ギャラリー
原 唯七 さんが「地質学者になりたい」という夢を抱きながら、名古屋大学環境学研究科に短期入門した様子を紹介します。
期間:平成29年8月7日(月)、8月8日(火)
名古屋大学環境学研究科
地球環境科学専攻 生物圏進化学研究室

名古屋市千種区不老町
今回入門させていただいた、須藤 斎 先生の著書「0.1ミリのタイムマシン」に出会い、地層に隠された小さな生き物に興味を持ちました。将来は地質学者になって、過去の地球の姿を知りたいと思っています。
研究室の概要説明していただいた後、学内の池で珪藻を採集しました。池に浮いている藻をビーカーですくい取ります。壁についている藻は、歯ブラシでこするようにして採集します。
採取してきたサンプルをスライドガラスに1,2滴たらし、カバーガラスを気泡が入らないようにのせます。顕微鏡で観察すると、数種類の生きた珪藻を見ることができました。
地殻についてや、掘削船による研究、掘削サンプルについて説明していただきました。また、今後の研究、マントル採取の可能性についても教えていただきました。

珪藻化石のプレパラートづくり
貴重な土壌サンプルから、珪藻化石を取り出します。今回は渥美半島、ウラル山脈で採取された土壌です。当然肉眼で珪藻は見えません。
酸、アルカリの薬品を加えて熱処理をして、観察に必要な部分だけを取り出します。それをカバーガラスにのせて、ひと晩乾燥させます。
昨日つくったカバーガラスに、スライドガラスをのせます。それを軽く火であぶると、プレパラートの完成です。
さあ、うまく見えるでしょうか。
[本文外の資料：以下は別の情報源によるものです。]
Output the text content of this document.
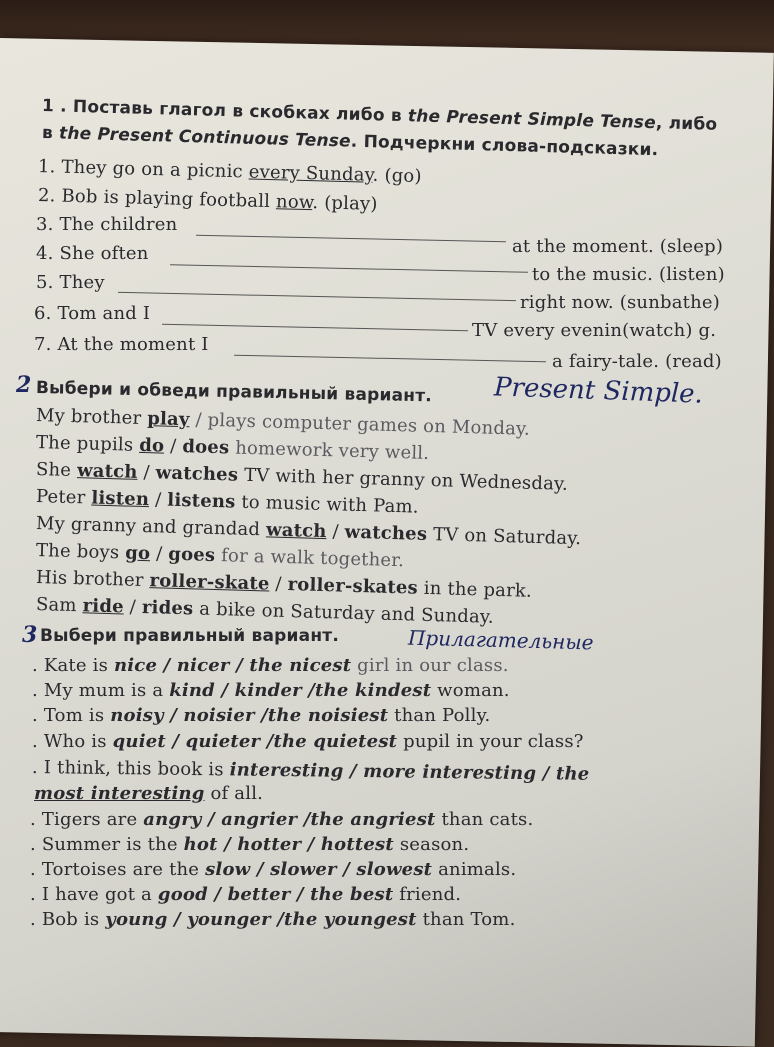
1 . Поставь глагол в скобках либо в the Present Simple Tense, либо
в the Present Continuous Tense. Подчеркни слова-подсказки.
1. They go on a picnic every Sunday. (go)
2. Bob is playing football now. (play)
3. The children
at the moment. (sleep)
4. She often
to the music. (listen)
5. They
right now. (sunbathe)
6. Tom and I
TV every evenin(watch) g.
7. At the moment I
a fairy-tale. (read)
2 Выбери и обведи правильный вариант. Present Simple.
My brother play / plays computer games on Monday.
The pupils do / does homework very well.
She watch / watches TV with her granny on Wednesday.
Peter listen / listens to music with Pam.
My granny and grandad watch / watches TV on Saturday.
The boys go / goes for a walk together.
His brother roller-skate / roller-skates in the park.
Sam ride / rides a bike on Saturday and Sunday.
3 Выбери правильный вариант.	Прилагательные
. Kate is nice / nicer / the nicest girl in our class.
. My mum is a kind / kinder /the kindest woman.
. Tom is noisy / noisier /the noisiest than Polly.
. Who is quiet / quieter /the quietest pupil in your class?
. I think, this book is interesting / more interesting / the
most interesting of all.
. Tigers are angry / angrier /the angriest than cats.
. Summer is the hot / hotter / hottest season.
. Tortoises are the slow / slower / slowest animals.
. I have got a good / better / the best friend.
. Bob is young / younger /the youngest than Tom.
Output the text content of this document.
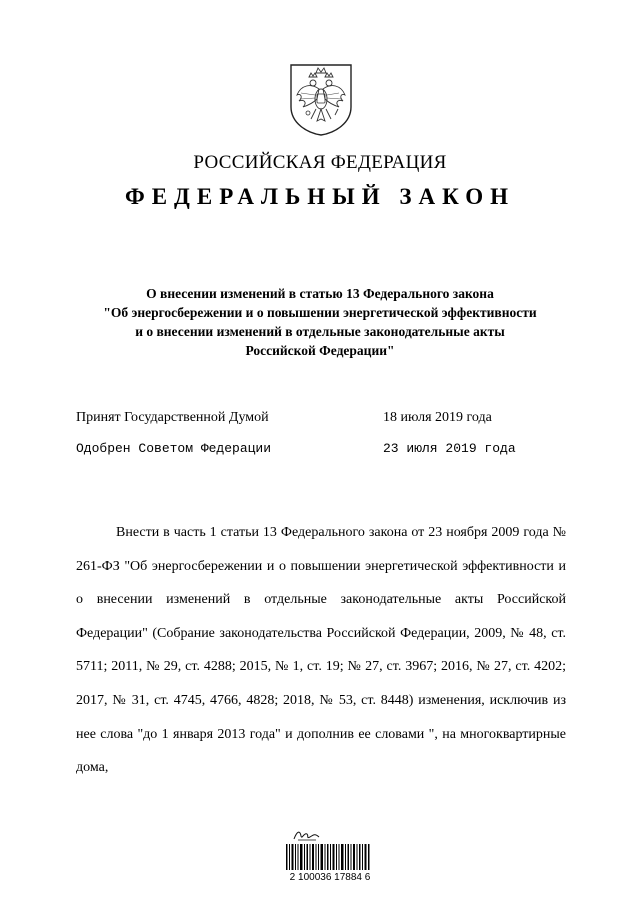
РОССИЙСКАЯ ФЕДЕРАЦИЯ
ФЕДЕРАЛЬНЫЙ ЗАКОН
О внесении изменений в статью 13 Федерального закона
"Об энергосбережении и о повышении энергетической эффективности
и о внесении изменений в отдельные законодательные акты
Российской Федерации"
Принят Государственной Думой	18 июля 2019 года
Одобрен Советом Федерации	23 июля 2019 года
Внести в часть 1 статьи 13 Федерального закона от 23 ноября 2009 года № 261-ФЗ "Об энергосбережении и о повышении энергетической эффективности и о внесении изменений в отдельные законодательные акты Российской Федерации" (Собрание законодательства Российской Федерации, 2009, № 48, ст. 5711; 2011, № 29, ст. 4288; 2015, № 1, ст. 19; № 27, ст. 3967; 2016, № 27, ст. 4202; 2017, № 31, ст. 4745, 4766, 4828; 2018, № 53, ст. 8448) изменения, исключив из нее слова "до 1 января 2013 года" и дополнив ее словами ", на многоквартирные дома,
2 100036 17884 6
中学で使う顕微鏡よりも、かなり高性能なものを使わせていただきました。
見えました。割れたものも多かったですが、珪藻化石が入っていました。短い時間での突貫工事でした。須藤先生にかなり助けていただきました。

珪藻化石のいろいろ
専門家が作られたプレパラートを見させてもらいました。とても小さい珪藻を整然と並べる技術に驚かされました。色々な形のものがあり、ずっと見ていても飽きません。

電子顕微鏡での観察
楽しみにしていた電子顕微鏡です。とても大きな顕微鏡ですが、昔のものと比べると、かなり小さくなり、操作も簡単になったそうです。微化石は見やすくするために、薄くコーティングされています。
光学顕微鏡では見えない世界を覗くことができました。もっと、色々な微化石を観察したくなりました。


(上写真)多数の穴の中を拡大してみると、さらに小さな穴がたくさん見えます。(右写真)

おわりに
今回の入門のきっかけとなった須藤先生の著書にサインをいただきました。
とても楽しく、有意義な時間を過ごすことができました。